Overall Thoughts On The Hadley Racing Hubs
As you can see, I have become a huge fan of Hadley Racing over the course of this review. The 72 point engagement pawl drive is dead on every time with literally zero drag and the buzzing of the rear hub is loud enough to hear but not so loud that it takes away from the ride. The flanges on the Hadley’s provide a solid foundation for a stiff wheel build which makes them capable for everything from cross country riding to downhill. The convertible front hub allows fork swaps and transferring from bike to bike a breeze, but I would like to see a more secure way to handle the 20mm TA duties.
If I had one other complaint other than the 20mm TA end caps, it would be distribution. Without a website or any serious marketing behind these hubs, they can be hard to find information on to make service and buying decisions. The crew over at Hadley really needs to ramp up the promotion aspect of their product so more riders can enjoy the high quality manufacturing of their hubs.

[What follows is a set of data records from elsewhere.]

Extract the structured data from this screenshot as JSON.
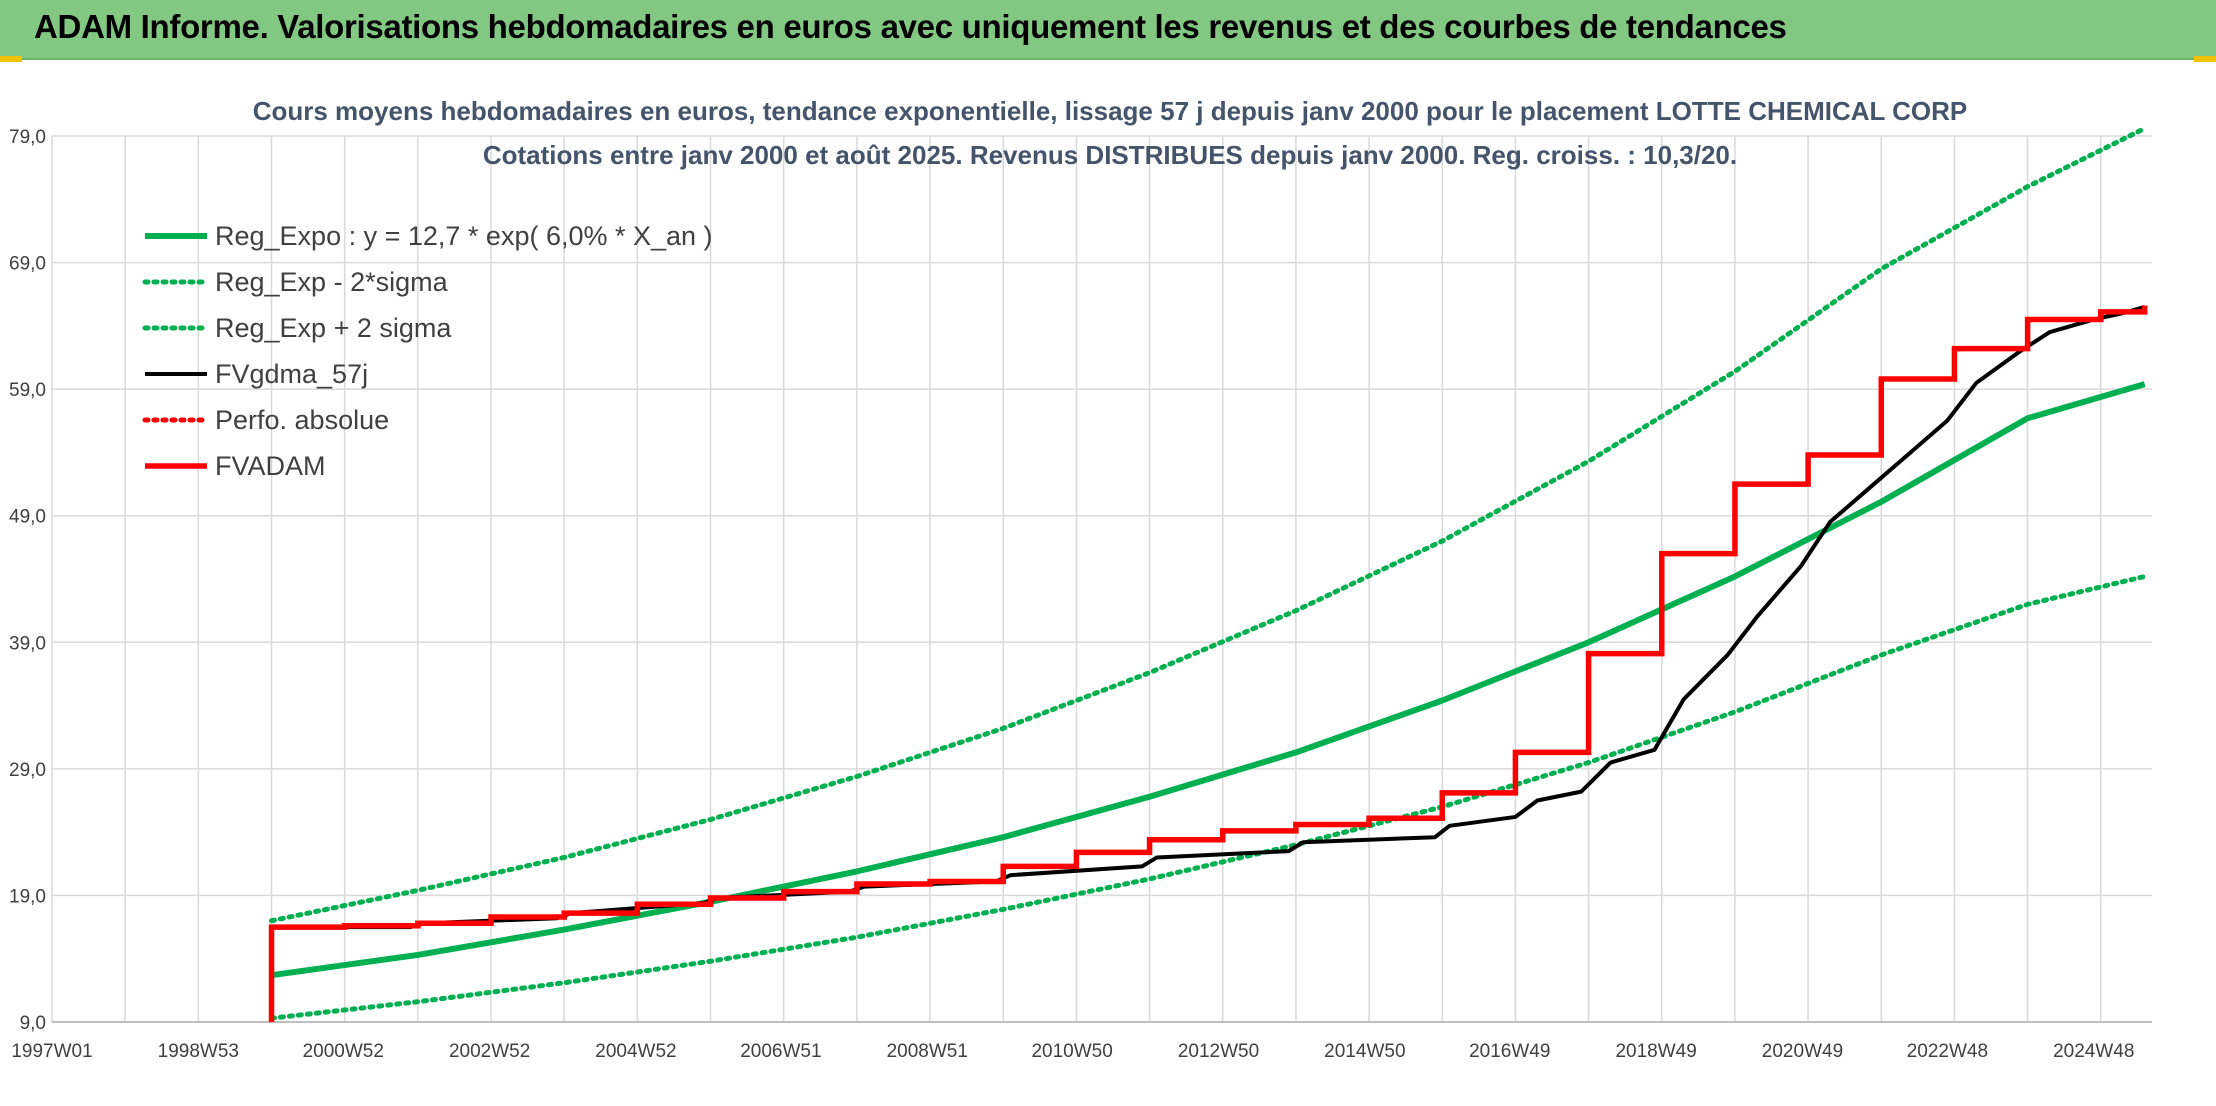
{
  "banner": {
    "title": "ADAM Informe. Valorisations hebdomadaires en euros avec uniquement les revenus et des courbes de tendances"
  },
  "colors": {
    "banner_bg": "#82c882",
    "green": "#00b050",
    "red": "#ff0000",
    "black": "#000000",
    "grid": "#d9d9d9"
  },
  "chart_data": {
    "type": "line",
    "title": "Cours moyens hebdomadaires en euros, tendance exponentielle, lissage 57 j depuis janv 2000 pour le placement LOTTE CHEMICAL CORP",
    "subtitle": "Cotations entre janv 2000 et août 2025. Revenus DISTRIBUES depuis janv 2000. Reg. croiss. : 10,3/20.",
    "xlabel": "",
    "ylabel": "",
    "grid": true,
    "legend_position": "top-left",
    "x_ticks": [
      "1997W01",
      "1998W53",
      "2000W52",
      "2002W52",
      "2004W52",
      "2006W51",
      "2008W51",
      "2010W50",
      "2012W50",
      "2014W50",
      "2016W49",
      "2018W49",
      "2020W49",
      "2022W48",
      "2024W48"
    ],
    "x_range": [
      1997.0,
      2025.7
    ],
    "y_ticks": [
      "9,0",
      "19,0",
      "29,0",
      "39,0",
      "49,0",
      "59,0",
      "69,0",
      "79,0"
    ],
    "ylim": [
      9,
      79
    ],
    "series": [
      {
        "name": "Reg_Expo : y = 12,7 * exp( 6,0% *  X_an )",
        "style": "solid-thick",
        "color": "#00b050",
        "x": [
          2000.0,
          2002.0,
          2004.0,
          2006.0,
          2008.0,
          2010.0,
          2012.0,
          2014.0,
          2016.0,
          2018.0,
          2020.0,
          2022.0,
          2024.0,
          2025.6
        ],
        "y": [
          12.7,
          14.3,
          16.3,
          18.5,
          20.9,
          23.6,
          26.8,
          30.3,
          34.4,
          39.0,
          44.2,
          50.1,
          56.7,
          59.4
        ]
      },
      {
        "name": "Reg_Exp - 2*sigma",
        "style": "dotted",
        "color": "#00b050",
        "x": [
          2000.0,
          2002.0,
          2004.0,
          2006.0,
          2008.0,
          2010.0,
          2012.0,
          2014.0,
          2016.0,
          2018.0,
          2020.0,
          2022.0,
          2024.0,
          2025.6
        ],
        "y": [
          9.3,
          10.6,
          12.1,
          13.8,
          15.7,
          17.9,
          20.3,
          23.0,
          26.0,
          29.5,
          33.5,
          38.0,
          42.0,
          44.2
        ]
      },
      {
        "name": "Reg_Exp + 2 sigma",
        "style": "dotted",
        "color": "#00b050",
        "x": [
          2000.0,
          2002.0,
          2004.0,
          2006.0,
          2008.0,
          2010.0,
          2012.0,
          2014.0,
          2016.0,
          2018.0,
          2020.0,
          2022.0,
          2024.0,
          2025.6
        ],
        "y": [
          17.0,
          19.4,
          22.0,
          25.0,
          28.4,
          32.2,
          36.6,
          41.5,
          47.0,
          53.3,
          60.4,
          68.5,
          75.0,
          79.6
        ]
      },
      {
        "name": "FVgdma_57j",
        "style": "solid",
        "color": "#000000",
        "x": [
          2000.0,
          2001.9,
          2002.1,
          2003.9,
          2004.1,
          2005.9,
          2006.1,
          2007.9,
          2008.1,
          2009.9,
          2010.1,
          2011.9,
          2012.1,
          2013.9,
          2014.1,
          2015.9,
          2016.1,
          2017.0,
          2017.3,
          2017.9,
          2018.3,
          2018.9,
          2019.3,
          2019.9,
          2020.3,
          2020.9,
          2021.3,
          2021.9,
          2022.3,
          2022.9,
          2023.3,
          2023.9,
          2024.3,
          2024.9,
          2025.3,
          2025.6
        ],
        "y": [
          16.5,
          16.5,
          16.8,
          17.2,
          17.6,
          18.4,
          18.8,
          19.3,
          19.7,
          20.1,
          20.6,
          21.3,
          22.0,
          22.5,
          23.2,
          23.6,
          24.5,
          25.2,
          26.5,
          27.2,
          29.5,
          30.5,
          34.5,
          38.0,
          41.0,
          45.0,
          48.5,
          51.5,
          53.5,
          56.5,
          59.5,
          62.0,
          63.5,
          64.5,
          65.0,
          65.5
        ]
      },
      {
        "name": "Perfo. absolue",
        "style": "dotted",
        "color": "#ff0000",
        "x": [],
        "y": []
      },
      {
        "name": "FVADAM",
        "style": "step-thick",
        "color": "#ff0000",
        "x": [
          2000.0,
          2000.0,
          2001.0,
          2002.0,
          2003.0,
          2004.0,
          2005.0,
          2006.0,
          2007.0,
          2008.0,
          2009.0,
          2010.0,
          2011.0,
          2012.0,
          2013.0,
          2014.0,
          2015.0,
          2016.0,
          2017.0,
          2018.0,
          2019.0,
          2020.0,
          2021.0,
          2022.0,
          2023.0,
          2024.0,
          2025.0,
          2025.6
        ],
        "y": [
          9.0,
          16.5,
          16.6,
          16.8,
          17.3,
          17.6,
          18.3,
          18.8,
          19.3,
          19.9,
          20.1,
          21.3,
          22.4,
          23.4,
          24.1,
          24.6,
          25.1,
          27.1,
          30.3,
          38.1,
          46.0,
          51.5,
          53.8,
          59.8,
          62.2,
          64.5,
          65.1,
          65.6
        ]
      }
    ]
  }
}
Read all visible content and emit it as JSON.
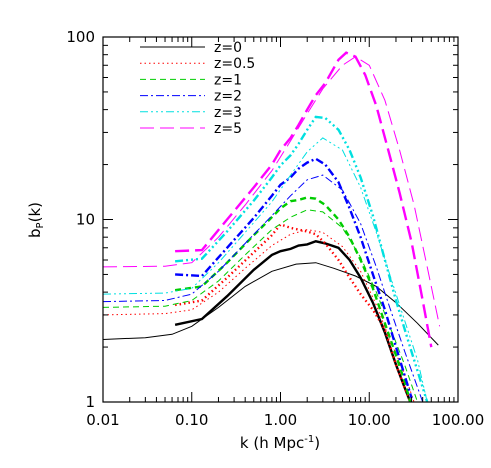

What I Liked About The Hadley Racing Hubs
- Best 10mm TA in the Business
- Easily Convertible Front Hub
- Almost Zero Drag
- 72 Point Engagement
- High Build Quality
- Durable Enough To Use In Most Riding Conditions
- Easy To Maintenance
- Incredible Value
What Could Use Some Work On The Hadleys
- 20mm TA End Caps Need To Have A More Secure Attachment
- Better Distribution and Marketing
If you are looking for a solid hubset that can be used in a variety of riding conditions, these may be what you are looking for. I need a hubset that will perform in everything from occasional xc races to several foot drops and…to this point…these hubs have been able to deliver in all situations. They don’t have the brand recognition of a Chris King or the crazy engagement/colors of an Industry Nine, but – at the end of the day - they work every time and provide enough engagement to keep this tech rider smiling.